3.4. Detection under Flow

The final step was to conduct L. monocytogenes measurements in broth at different flow rates. The capability to detect L. monocytogenes in flow conditions is an important proof-of-concept on the path to portable electrochemical biosensors and the ability to integrate such a sensor into a production line. Initially, a 0.01% Tween^® 20 solution was flowed through the system. Then, an SPE was inserted into the flow cell, and the broth or bacterial sample was flowed on the biosensor’s surface for 8 min at a flow rate of 0.1 mL/min. After that, 5 mM [Fe(CN)₆]⁴⁻/[Fe(CN)₆]³⁻ solution was flowed on the SPE surface at a rate of either 0.5 mL/min, 1 mL/min, or 2 mL/min. By multiplexing 10 biosensors of this size in parallel, it will be possible to process a liter of broth per hour. While the redox-couple solution was flowing, impedimetric measurements were taken. A Nyquist plot with the results of the 0.5 mL/min flow rate is shown in Figure 6a, and the responses from all flow rates are presented in the bar chart in Figure 6b. The results show that without the phage, the response is an increase of 1–5 ohm, and the flow rate did not move these values outside of that range.

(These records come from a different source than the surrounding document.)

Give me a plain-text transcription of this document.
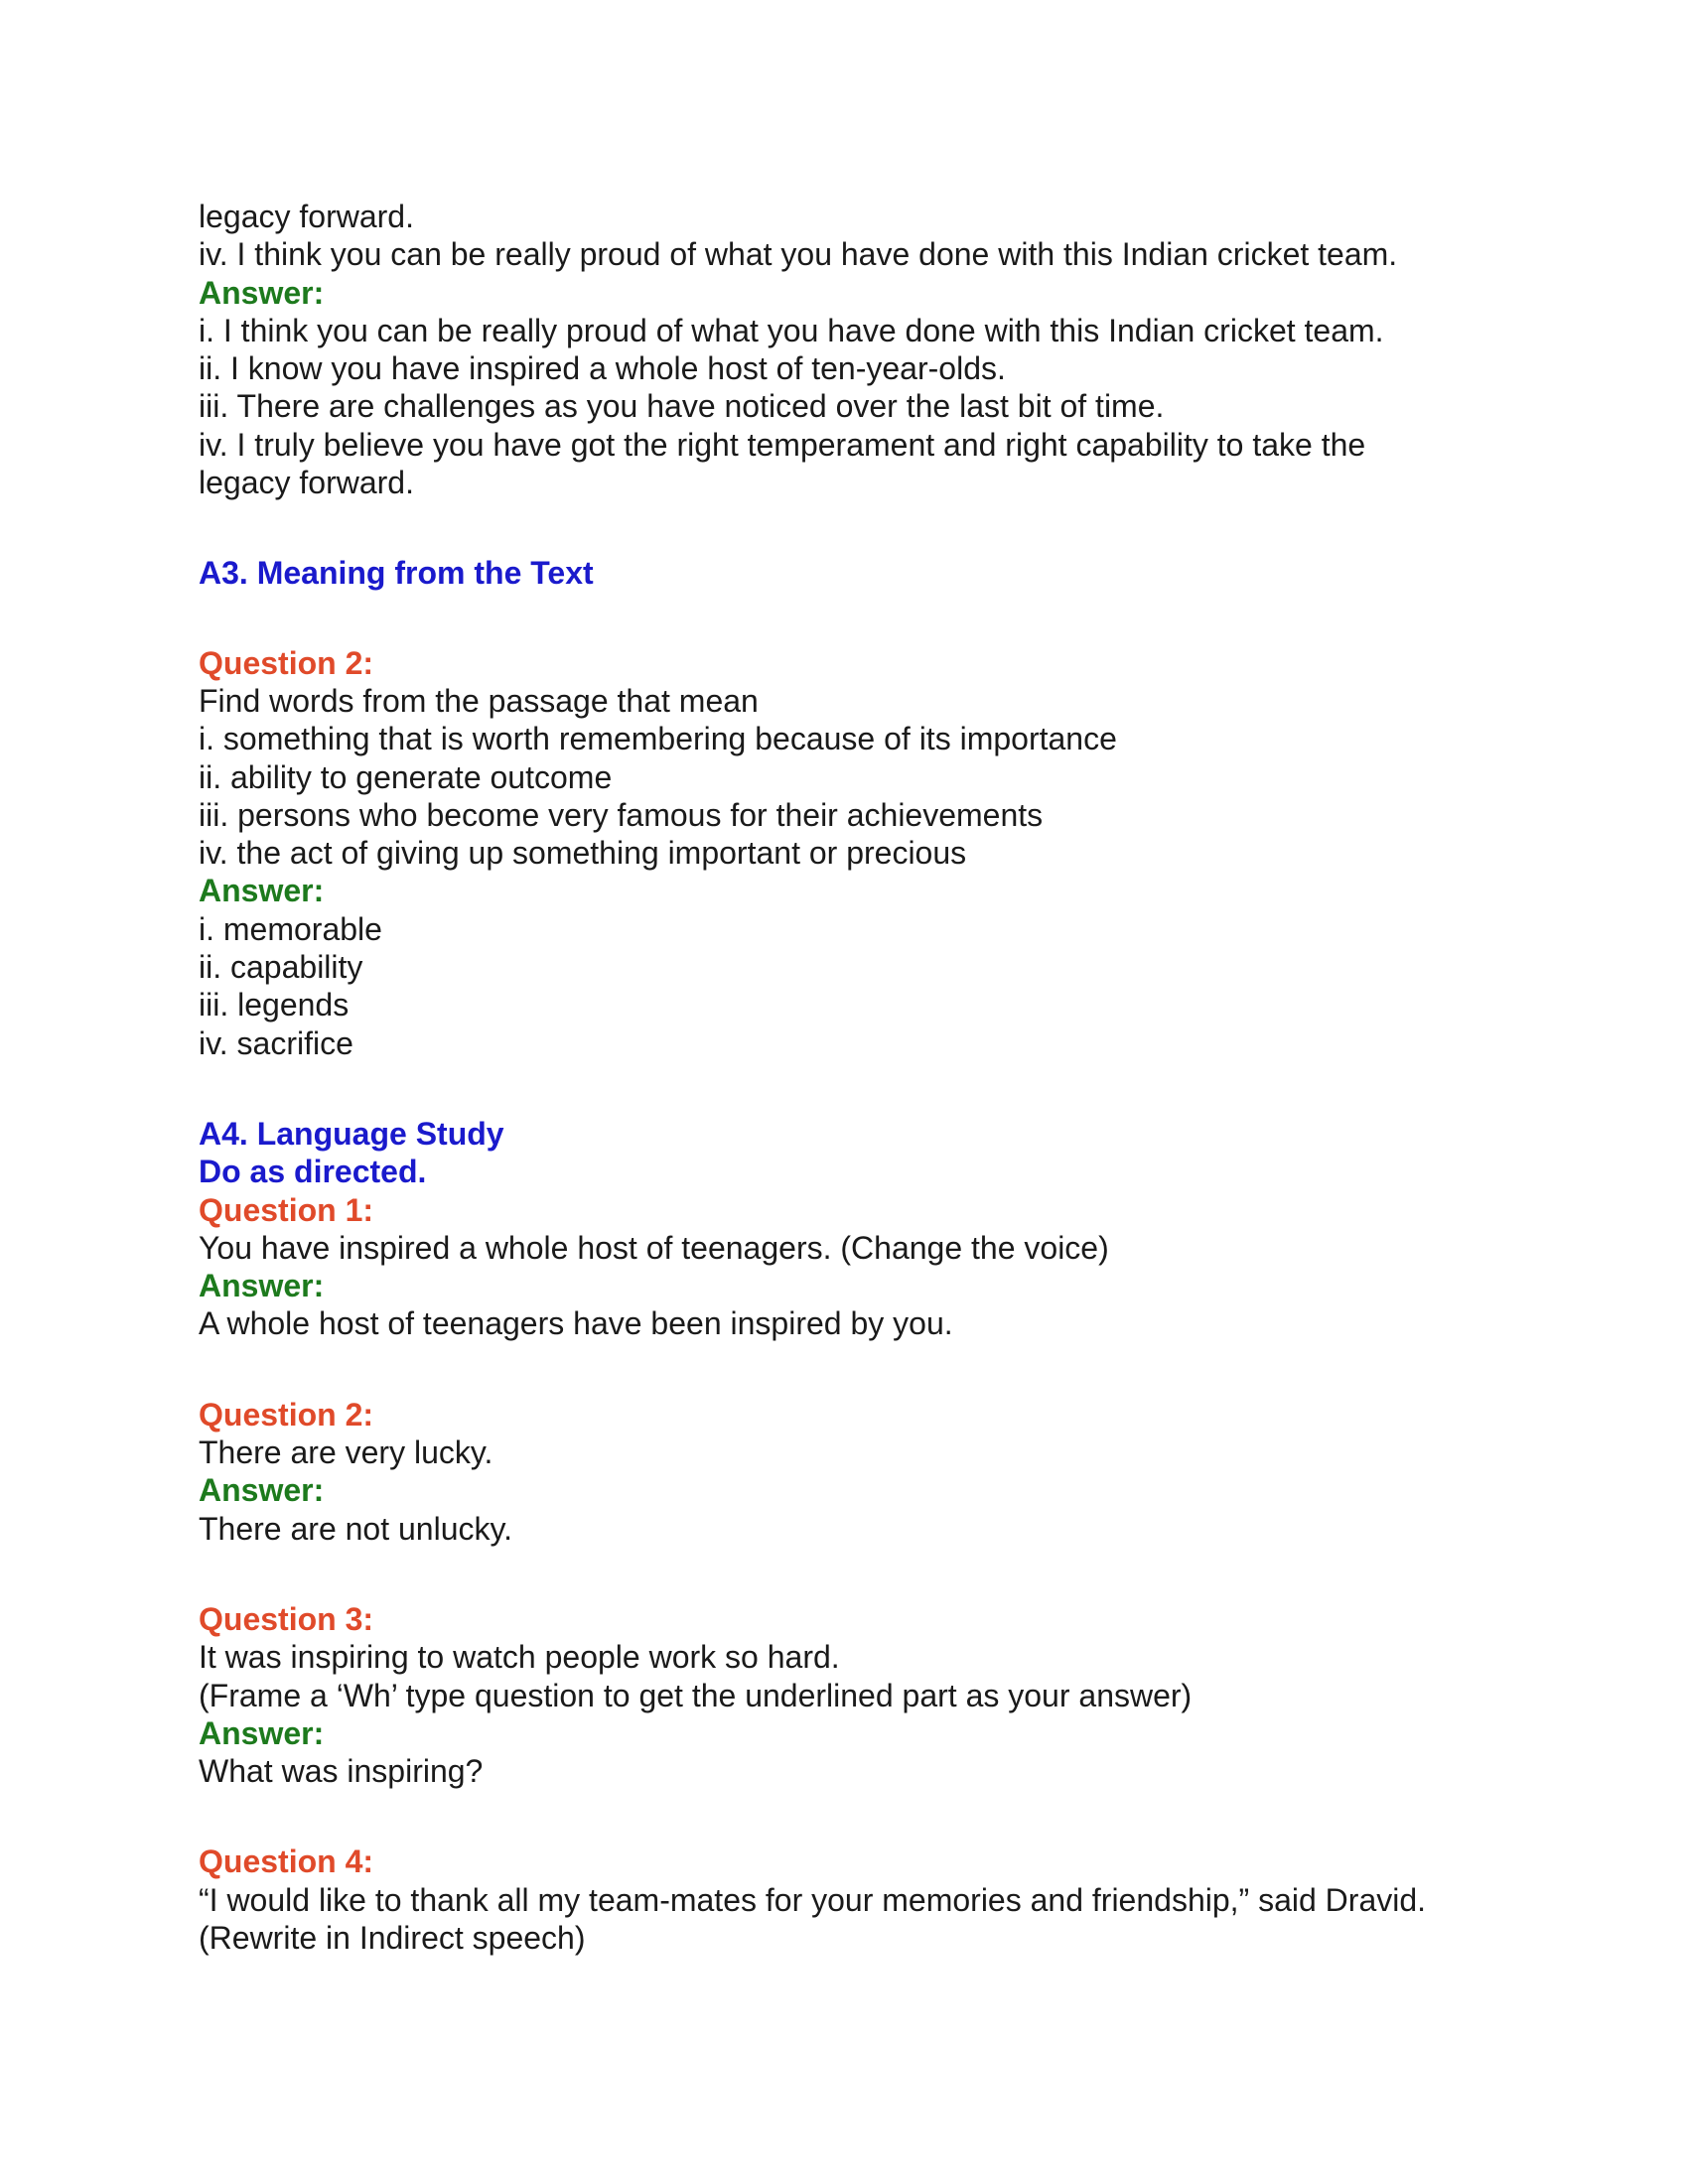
legacy forward.

iv. I think you can be really proud of what you have done with this Indian cricket team.

Answer:

i. I think you can be really proud of what you have done with this Indian cricket team.

ii. I know you have inspired a whole host of ten-year-olds.

iii. There are challenges as you have noticed over the last bit of time.

iv. I truly believe you have got the right temperament and right capability to take the

legacy forward.

A3. Meaning from the Text

Question 2:

Find words from the passage that mean

i. something that is worth remembering because of its importance

ii. ability to generate outcome

iii. persons who become very famous for their achievements

iv. the act of giving up something important or precious

Answer:

i. memorable

ii. capability

iii. legends

iv. sacrifice

A4. Language Study

Do as directed.

Question 1:

You have inspired a whole host of teenagers. (Change the voice)

Answer:

A whole host of teenagers have been inspired by you.

Question 2:

There are very lucky.

Answer:

There are not unlucky.

Question 3:

It was inspiring to watch people work so hard.

(Frame a ‘Wh’ type question to get the underlined part as your answer)

Answer:

What was inspiring?

Question 4:

“I would like to thank all my team-mates for your memories and friendship,” said Dravid.

(Rewrite in Indirect speech)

With phage-modified SPE, the response shows a 10% decrease in signal every time the flow rate doubles. Even though there was a decreased signal, the signals all changed with the concentration of L. monocytogenes. These results demonstrate that the whole detection process can be accomplished under flow after the SPE is prepared and modified. These results show the capability of the system to work as a portable system.

4. Conclusions

In this study, a highly sensitive electrochemical biosensor tailored for L. monocytogenes detection was developed and evaluated. The biosensor exhibited exceptional efficacy, demonstrating a remarkable LOD of 10 CFU/mL, surpassing the capabilities of most existing devices and displaying a sensitivity two orders of magnitude superior to PCR. Successful detection assays were conducted in chicken broth containing multiple pathogens under continuous flow conditions. The selectivity of the P100 bacteriophage was effectively demonstrated through exposure to a singular pathogen and interference studies. Moreover, the integration of SPEs and microfluidic channels showcased the portability of the system. With a demonstrated stability of up to one week, the biosensor proves suitable for various food-pathogen testing applications. Furthermore, validation using chicken broth as a representative food matrix underscored the robust performance of the biosensor platform.